Окончательная судьба плана лесонасаждений была прояснена в статье, которая появилась в 1955 г. в одном из советских биологических журналов: «Т.Д. Лысенко, утверждающий отсутствие в органической природе внутривидового соревнования, предложил гнездовой метод посадки деревьев. В.Я. Колданов обобщил результаты пятилетнего использования этого метода и показал, что он являлся ошибочным. Этот метод принес огромные потери государству и поставил под сомнение саму идею об использовании лесопосадок в целях борьбы с эрозией почв.

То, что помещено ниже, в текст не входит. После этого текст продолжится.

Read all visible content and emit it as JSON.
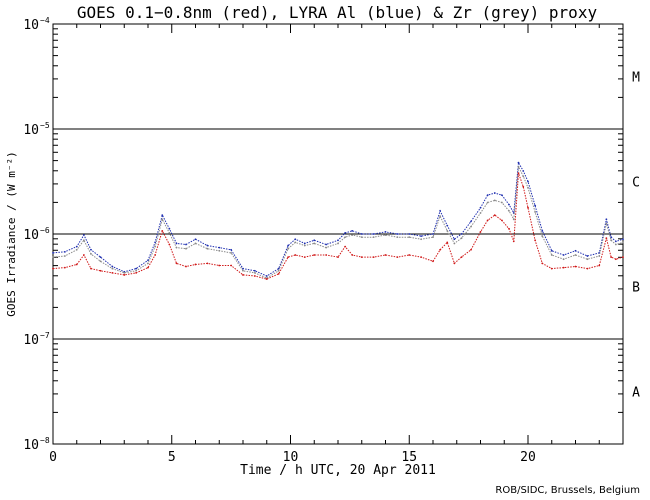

В ходе Всесоюзной конференции, состоявшейся в Москве в ноябре 1954 г., метод Т.Д. Лысенко был полностью опровергнут» [328] .
328
Ботанический журнал. 1955. № 2. С. 213. См. также: Колданов В.Я.Некоторые итоги и выводы по полезащитному, лесоразведению за истекшие пять лет // Лесное хозяйство. 1954. № 3. С. 10–18.
Хотя часто можно услышать о том, что после 1948 г. серьезная критика Лысенко стала возможной только после смерти Сталина, последовавшей 5 марта 1953 г., необходимо все же отметить, что незадолго до смерти советского лидера такая критика появилась на страницах советских изданий. Начиная с конца 1952 г. на страницах «Ботанического журнала» и «Бюллетеня московского общества испытателей природы» (оба издания выходили в то время под редакцией В.Н. Сукачева) публикуются материалы дискуссии о взглядах Лысенко, в которых можно было столкнуться как с поддержкой Лысенко, так и с его критикой [329] . В конце концов дискуссия выплеснулась на страницы других журналов и даже газет. Думается, что то обстоятельство, что оба упомянутых издания (явившихся инициаторами дискуссии и критики) представляли собой печатные органы соответствующих научных обществ, было не просто случайным совпадением, поскольку именно этим и подобным им научным обществам, формируемым из частных лиц на основе принципа добровольности, еще удавалось, в отличие от официальных советских научных организаций и учреждений, сохранять хотя бы чувство независимости [330] .
329
В статье «О внутривидовых и межвидовых взаимоотношениях среди растений» (Ботанический журнал. 1953. Т. 38. № 1. С. 57–96) Сукачев утверждал, что Дарвин (в отличие от Лысенко) был прав, когда говорил о существовании внутривидового соревнования, а также настаивал на существовании общего правила, согласно |которому, чем более замкнутой является система организмов, тем более интенсивно идет между ними соревнование. Это явление имело важное значение для объяснения процесса прогрессирующего расхождения признаков в ходе эволюции. При этом Сукачев обращал внимание на необходимость осторожного использования термина «соревнование», когда речь идет о мире растений, поскольку ему легко может быть дано антропоморфное значение; далее Сукачев отмечает, что наличие «соревнования» вовсе не исключает одновременного существования «сотрудничества» в природе. За неимением лучшего термина Сукачев высказывается в пользу термина «соревнование». Другие участники дискуссии занимали менее критическую по отношению к Лысенко позицию; в дискуссии принял участие и сам Лысенко, опубликовавший перепечатку своей статьи о «биологическом виде», предназначенной для Второго издания Большой Советской Энциклопедии (см.: Лысенко Т.Д.Новое в науке о биологическом виде, а также ч. 11 из его работы «филогенез покрытосеменных с позиции мичуринской биологии»).
330
См.: Swanson J.M.The Bolshevization of Scientific Societies in the Soviet Union // An Historical Analysis of the Character, Function and Legal Position of Scientific and Scientific-Technical Societies in the USSR 1929–1936. Dissertation, Indiana Univ., 1967.